You may have already worked out for yourselves that I’ve been spooked this week. It’s been one of those ‘little sparks that fly and then land like dynamite’ in my world. One of those chains of events that you can never anticipate. You know, a man from a long time ago sees his sister’s wedding video from a lifetime ago and remembers a girl that he once loved. He Googles her name and finds PBASE. She is thrown into a quagmire of memories and starts to evaluate her life and what that love meant.
I’ve told of how it affected my life in two ways already but I’ve been drawn today to tell of another aspect of how it has shaped me as the human being that I am these days.
When I met David I used an analogy to try to explain my happiness and exuberance in our relationship. I explained that I felt as though my emotions were a sad old jack-in-a-box that had long since had the Jack squashed down inside the box and been tucked away in the corner of a dusty attic, never to be seen again. Meeting David was like a new person exploring the attic, coming across a dirty, dusty, cobwebby box and opening it to find inside a colourful, smiling, jolly Jack bouncing out. Now the Jack is out of the box, I’m determined never to let it be put away again.
I suppose people all use different coping mechanisms to deal with pain. Mine is to tuck it away in the darkest recesses of my mind and avoid going anywhere near it if at all possible. That’s why I made completely sure I would never need to come face to face with my misery again.

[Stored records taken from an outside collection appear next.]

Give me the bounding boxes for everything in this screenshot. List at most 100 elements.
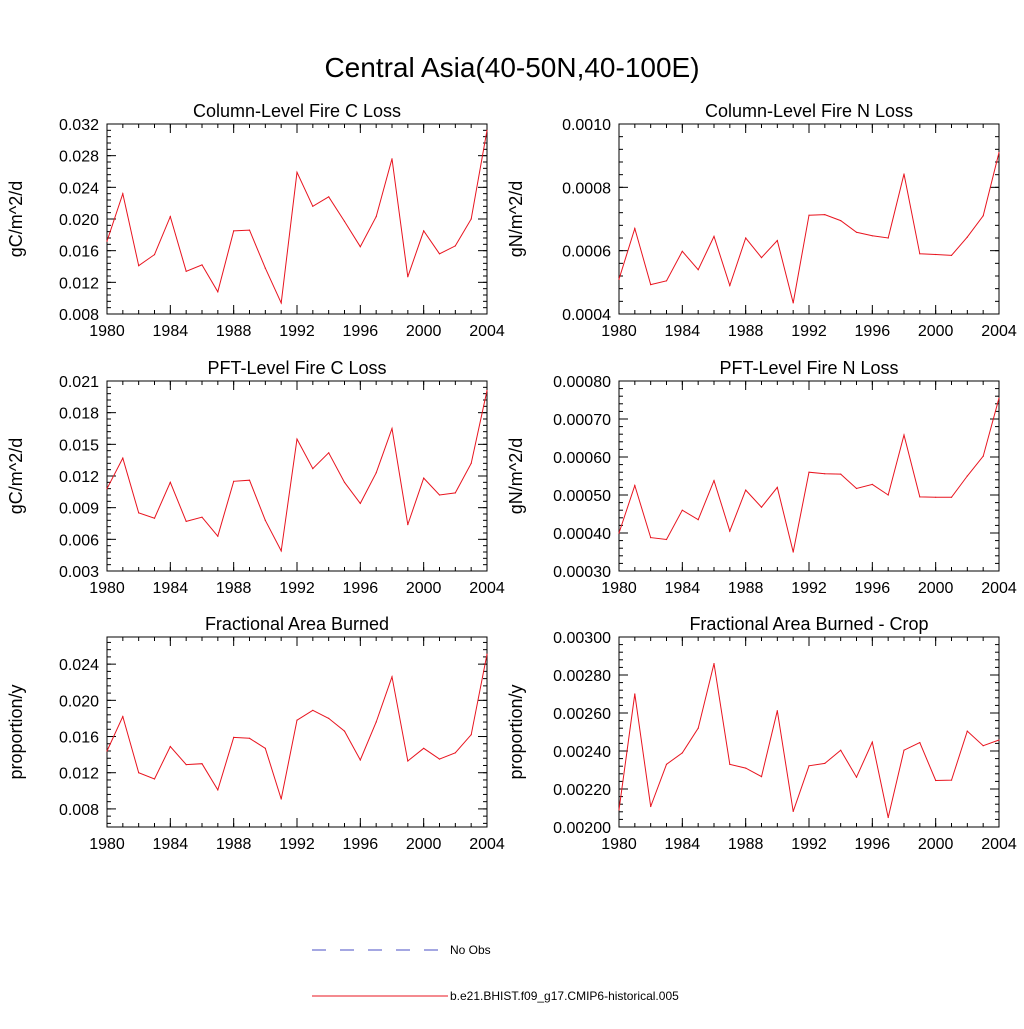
data-point — [296, 719, 298, 721]
data-point — [681, 752, 683, 754]
data-point — [634, 484, 636, 487]
x-tick-label: 2000 — [918, 580, 954, 597]
x-tick-label: 2000 — [406, 836, 442, 853]
x-tick-label: 1984 — [665, 580, 701, 597]
data-point — [375, 721, 377, 723]
data-point — [650, 805, 652, 808]
data-point — [745, 767, 747, 769]
data-point — [729, 530, 731, 532]
data-point — [470, 734, 472, 736]
series-line — [618, 152, 1000, 304]
series-line — [106, 390, 488, 553]
x-tick-label: 1988 — [728, 836, 764, 853]
data-point — [122, 716, 124, 718]
panel-title: Column-Level Fire C Loss — [193, 101, 401, 121]
data-point — [950, 254, 953, 256]
x-tick-label: 2000 — [918, 836, 954, 853]
data-point — [650, 284, 652, 286]
y-tick-label: 0.016 — [59, 730, 99, 747]
data-point — [745, 237, 747, 239]
data-point — [634, 227, 636, 230]
y-tick-label: 0.00070 — [553, 412, 611, 429]
legend-model-label: b.e21.BHIST.f09_g17.CMIP6-historical.005 — [450, 989, 679, 1003]
y-tick-label: 0.016 — [59, 244, 99, 261]
data-point — [871, 235, 873, 237]
y-tick-label: 0.020 — [59, 693, 99, 710]
data-point — [840, 220, 842, 222]
y-tick-label: 0.00040 — [553, 526, 611, 543]
data-point — [998, 151, 1000, 154]
data-point — [618, 809, 620, 811]
panel-4: PFT-Level Fire N Loss gN/m^2/d 1980 1984 198… — [506, 358, 1017, 597]
y-tick-label: 0.0008 — [562, 180, 611, 197]
y-tick-label: 0.00080 — [553, 374, 611, 391]
data-point — [486, 653, 488, 655]
y-tick-label: 0.024 — [59, 657, 99, 674]
y-tick-label: 0.00200 — [553, 820, 611, 837]
data-point — [328, 452, 330, 454]
data-point — [280, 550, 282, 552]
data-point — [713, 663, 715, 665]
y-tick-label: 0.008 — [59, 307, 99, 324]
data-point — [423, 230, 425, 232]
data-point — [438, 758, 441, 760]
data-point — [233, 480, 235, 482]
data-point — [998, 739, 1000, 741]
data-point — [776, 710, 778, 712]
data-point — [391, 158, 393, 160]
y-axis-label: gC/m^2/d — [6, 181, 26, 257]
data-point — [919, 496, 921, 498]
data-point — [824, 214, 826, 216]
y-tick-label: 0.024 — [59, 180, 99, 197]
data-point — [328, 196, 330, 198]
y-axis-label: gN/m^2/d — [506, 181, 526, 257]
data-point — [201, 516, 203, 518]
data-point — [903, 173, 905, 175]
data-point — [343, 481, 346, 483]
data-point — [248, 479, 251, 481]
plot-frame — [106, 380, 488, 572]
data-point — [887, 237, 889, 239]
y-tick-label: 0.020 — [59, 212, 99, 229]
panel-title: Column-Level Fire N Loss — [705, 101, 913, 121]
data-point — [792, 551, 794, 553]
data-point — [375, 472, 377, 474]
data-point — [185, 764, 187, 766]
data-point — [407, 524, 409, 526]
data-point — [264, 519, 266, 521]
data-point — [935, 253, 937, 256]
x-tick-label: 1988 — [216, 836, 252, 853]
data-point — [328, 717, 330, 720]
data-point — [201, 264, 203, 266]
panel-6: Fractional Area Burned - Crop proportion/… — [506, 614, 1017, 853]
data-point — [776, 239, 778, 242]
data-point — [998, 397, 1000, 399]
data-point — [760, 257, 763, 259]
data-point — [808, 471, 810, 473]
y-tick-label: 0.0010 — [562, 117, 611, 134]
data-point — [919, 742, 921, 744]
legend: No Obs b.e21.BHIST.f09_g17.CMIP6-histori… — [312, 943, 679, 1003]
data-point — [280, 302, 282, 304]
data-point — [312, 205, 314, 207]
data-point — [407, 276, 409, 278]
data-point — [903, 749, 905, 751]
data-point — [650, 537, 652, 539]
data-point — [745, 489, 747, 491]
data-point — [855, 231, 858, 233]
data-point — [697, 519, 699, 521]
series-line — [618, 663, 1000, 818]
data-point — [950, 779, 953, 781]
y-tick-label: 0.012 — [59, 766, 99, 783]
data-point — [697, 269, 699, 271]
data-point — [217, 535, 219, 537]
y-tick-label: 0.00300 — [553, 630, 611, 647]
data-point — [438, 494, 441, 496]
figure-title: Central Asia(40-50N,40-100E) — [324, 52, 699, 83]
data-point — [217, 291, 219, 293]
data-point — [122, 193, 124, 195]
panel-5: Fractional Area Burned proportion/y 1980 19… — [6, 614, 505, 853]
data-point — [840, 749, 842, 751]
y-tick-label: 0.032 — [59, 117, 99, 134]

It’s so easy to hide from yourself in this way. I simply made sure that every relationship I had was with someone who would never demand anything from me. It’s easy to spot men who are relationship phobes and I just made sure that I picked out those guys. To such an extent that I had a long relationship (over several years) with a man who was the singer of a band and spent most of his time on the road touring in the USA and in Europe. He was a dead cert for me….handsome and desirable as well as completely and utterly unlikely to ever demand more from me than I was willing to give. It worked well, we saw each other each week when he was in the UK but when he was touring I spent my time with my friends. He made me laugh and we had fun together. It was a good arrangement. I never needed to face up to the end of an emotional relationship because it wasn’t about emotions, it was about fun.
Once, I made a mistake and nearly got myself killed for it. I met someone who I thought would never pressurise me but I was wrong. Within a few short months he was talking marriage and rose covered cottages but I couldn’t do that - I was still of the view that you could only get married if you loved someone. I was incapable of love. He got angry and wouldn’t accept me walking away. He tried to harm me. I can’t go into details but it wasn’t nice.
I got married out of sheer, unadulterated loneliness. I was living alone and just needed the company of another soul to give my life structure. I made sure my husband wouldn’t demand any real emotion from me too. I still avoided confronting the box at the back of the attic. I still kept denying its existence.
I met David only months after I married. I was able to use my marriage as part of my disguise. I couldn’t get into a relationship with him because, heaven forbid, I was married already so going to his flat was out of the question. We flirted for months. I discussed him endlessly with Claire.
Something happened to me in 2000. I was approaching 40 and I got into a major flirtation with a man who would never have been right for me but the spark that hit me on that day was one that told me I was ready to experience a deeply emotional relationship again. It had only taken 20 years to get there but I got there eventually.
Realising that I wanted more than anything to wake up in the arms of someone who cared about me was such a revelation. I thought I’d managed to kill off that need many years earlier. I thought I’d been really successful at being the ‘un-dead’ emotionally. I thought the love and friendship of my friends along with the camaraderie of my colleagues would always be enough. I was wrong and I had to do something to give myself the chance to experience that – even if it never happened I needed to allow myself the opportunity. I had to become single again.
I was fully prepared to face living alone and dying alone in order to open up my life to the chance of meeting someone who might love me. I took a huge risk.
David came back into my life and the box was found. It was opened and all of my misery blew away on the wind of change. My life has meaning and my dream has been realised. Each morning we wake up in one-another’s arms and I get up knowing that at the end of the day I will climb back into his arms to drift off to sleep. I have found I am capable of love. I am capable of intense feeling and, most of all, I am ALIVE.